Saturday, April 23, 2016

Empathy for things sad and pitiful.

I live less than 2 miles from the gate of an Air Force Base, which is good in that Arizona got a shellacking by the housing bubble. . . 

or if you listen to Donald Trump, the area was "schlonged" and if there is something Donald Trump knows about it is real estate "scholonging."

The military base, as military bases tend to do. . . 

offered some economic protection and expansion of roadways, parks, housing, goods and services . . . 

mostly family oriented goods and services with a handful of  goods and services that are not so family oriented.

There are hardly any Tom-Cruise-Top-Gun-Motorcycle-Crazed-Organ-Donor-Young-Men on the streets . . . 

Possibly because Top Gun was released in 1986 and guys who actually watched Goose and the Ice Man would be Tom-Cruise-Top-Gun-Motorcycle-Crazed-Organ-Donor-Mid-Life-Crisis-Men . . .

I don't even mind that the Air Force Base is now the keeper of several new generation stealth multirole fighters. 

Specifically, the stealth fighters that have been described as: 

The most expensive, and possible the most error ridden, project in the history of the United States military. 

Spies downloaded several terabytes of data related to the design and electronics systems, potentially compromising the aircraft and aiding the development of defense systems against it. 
- The Wall Street Journal 

Current aircraft software is inadequate for even basic pilot training.
Several pilot-vehicle interface issues, including lack of feedback on touchscreen controls.
The radar performs poorly, or not at all.
Engine replacement takes an average of 52 hours, instead of the two hours specified.
Maintenance tools do not work.
Ejection seat may fail, causing pilot fatality.
- Defense spending analyst Winslow Wheeler

A Russian 1950s Mig-21 could kill one in a dog fight
- Pierre Sprey

[It] can't turn, can't climb, can't run. 
- John Stallion


Per the Air Force Environmental Impact Statement, the stealth multirole fighter in question is four times louder than the other stealth multirole fighters, reaching over 100 decibels. 

The high-noise area is categorized as at least 65 decibels . . . at 65 decibels, people tend to become annoyed. 
- AZ Central

In my non-scientific, largely irrelevant, substandard   auditory evaluation experience, they are distinctly louder than the other aircraft but with a low pitched rumble like an enormous tiger chuffing.

I wonder if I can make that a selling point when I put my house on the market . . . 

Chuffing?
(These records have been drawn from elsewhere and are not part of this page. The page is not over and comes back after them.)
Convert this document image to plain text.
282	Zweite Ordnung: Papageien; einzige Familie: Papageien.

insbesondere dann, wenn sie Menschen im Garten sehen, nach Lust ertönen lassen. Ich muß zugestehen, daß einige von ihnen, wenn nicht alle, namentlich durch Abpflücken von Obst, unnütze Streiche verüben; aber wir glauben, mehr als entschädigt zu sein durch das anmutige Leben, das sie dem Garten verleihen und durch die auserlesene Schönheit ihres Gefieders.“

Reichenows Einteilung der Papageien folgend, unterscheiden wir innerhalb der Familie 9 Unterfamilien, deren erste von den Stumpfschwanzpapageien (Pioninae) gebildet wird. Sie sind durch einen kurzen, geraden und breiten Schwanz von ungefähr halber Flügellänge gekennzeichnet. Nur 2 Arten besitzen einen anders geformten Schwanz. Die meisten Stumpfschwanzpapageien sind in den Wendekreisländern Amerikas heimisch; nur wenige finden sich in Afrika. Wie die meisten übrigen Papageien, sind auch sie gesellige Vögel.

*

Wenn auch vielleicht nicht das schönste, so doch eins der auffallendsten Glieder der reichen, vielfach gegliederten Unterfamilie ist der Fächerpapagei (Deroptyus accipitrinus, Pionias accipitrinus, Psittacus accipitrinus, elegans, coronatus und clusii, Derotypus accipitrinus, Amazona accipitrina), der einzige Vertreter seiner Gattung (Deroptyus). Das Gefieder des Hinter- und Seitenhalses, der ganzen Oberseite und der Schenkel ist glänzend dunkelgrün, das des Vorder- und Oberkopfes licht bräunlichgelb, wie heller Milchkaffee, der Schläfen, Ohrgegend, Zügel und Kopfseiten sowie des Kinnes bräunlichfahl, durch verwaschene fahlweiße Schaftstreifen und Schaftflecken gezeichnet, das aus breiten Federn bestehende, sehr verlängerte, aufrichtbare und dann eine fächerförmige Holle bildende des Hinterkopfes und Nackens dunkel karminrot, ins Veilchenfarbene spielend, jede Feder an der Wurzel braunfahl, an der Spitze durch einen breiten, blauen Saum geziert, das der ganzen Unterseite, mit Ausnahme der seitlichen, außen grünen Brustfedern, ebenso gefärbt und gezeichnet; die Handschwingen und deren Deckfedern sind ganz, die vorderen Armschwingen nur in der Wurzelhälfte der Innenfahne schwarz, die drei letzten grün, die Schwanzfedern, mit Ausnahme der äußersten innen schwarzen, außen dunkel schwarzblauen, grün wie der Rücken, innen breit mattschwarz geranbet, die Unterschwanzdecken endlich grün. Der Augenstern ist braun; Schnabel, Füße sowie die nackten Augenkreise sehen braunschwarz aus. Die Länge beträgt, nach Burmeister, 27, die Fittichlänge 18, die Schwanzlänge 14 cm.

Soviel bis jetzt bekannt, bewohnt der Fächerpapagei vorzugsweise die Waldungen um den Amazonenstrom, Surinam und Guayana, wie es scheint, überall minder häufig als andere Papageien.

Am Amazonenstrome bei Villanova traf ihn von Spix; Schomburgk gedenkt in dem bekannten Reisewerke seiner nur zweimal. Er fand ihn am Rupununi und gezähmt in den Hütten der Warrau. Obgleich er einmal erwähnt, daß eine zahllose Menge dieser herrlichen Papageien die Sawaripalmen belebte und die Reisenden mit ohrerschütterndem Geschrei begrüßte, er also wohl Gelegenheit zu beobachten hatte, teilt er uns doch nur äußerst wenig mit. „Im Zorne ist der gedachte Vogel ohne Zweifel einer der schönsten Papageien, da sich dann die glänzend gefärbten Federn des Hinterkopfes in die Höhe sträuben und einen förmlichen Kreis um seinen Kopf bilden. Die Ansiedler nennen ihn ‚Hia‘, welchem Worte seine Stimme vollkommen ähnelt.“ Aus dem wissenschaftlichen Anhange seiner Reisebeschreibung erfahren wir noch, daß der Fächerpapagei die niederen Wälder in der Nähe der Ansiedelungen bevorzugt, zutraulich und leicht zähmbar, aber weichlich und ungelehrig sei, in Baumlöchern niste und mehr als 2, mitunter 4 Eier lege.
Tiger? No? 

The stucco, tri-level split I moved from was close enough to the railroad that the walls and floors vibrated the when trains passed so a little rumbling is no big deal . . . 

But I digress.

The residential area I live in offers several houses for rent. The turnover is fairly high but there have been no problems. 

The "Home Owners Association of Comrades" co-opted management principles from Stalin and the family friendly (meaning boring) development tends to weed out potential renters who are hellbent on partying. 

Because I have perfected my hermit-like proclivities and because I live in a quite cut de sac, I have very little idea of who my neighbors are. 

In the time I've lived here, I've met three neighbors. 

Once I walked out of my house to see a well groomed Pomeranian waiting politely at my front door while her elder owner caught up from the non-approved "Home Owners Association of Comrades" off-leash walk. 

Once a very polite guy asked if he could access my back yard to cut branches from his tree that were reaching over my "Home Owners Association of Comrades" approved wall into my backyard.

Once an adorable preschooler, dressed in shorts, super hero T shirt and a miniature fedora (I kid you not), helping his dad in the front yard, casually strolled over to say hello. 

Yesterday, in the front yard of one of the recently rented residences, a single, illuminated, blue Christmas Tree ornament was hanging from one of the saplings in the front yard.

Per The Google, a blue light can mean support for the police, an advertisement of a house of "ill repute" or a K-Mart special but I'm going with the meaning of the Christmas Tree in the Carlie Brown Christmas Special.

I never thought it was such a bad little tree. Maybe it just needs a little love. - Linus 

I have empathy for things sad and pitiful as well an affinity for subtle symbols of an in-joke . . .

which makes a lone Christmas Tree ornament the BEST yard decoration ever! 

I'm waiting for the "Home Owners Association of Comrades" to demand immediate ornament removal. 

In the handbook of covenants, conditions and restrictions, there are at least 15 pages dealing with holiday decorations and front yard presentation . . . 

the irony being the forced removal of a symbolic  acceptance of the unwanted . . . 

and Lord knows I need as much acceptance of the unwanted as can get.

Linus: What would you say you want most out of life, Charlie Brown? To be happy?

Charlie Brown: 
Oh, no. I don't expect that. I really don't. I just don't want to be unhappy!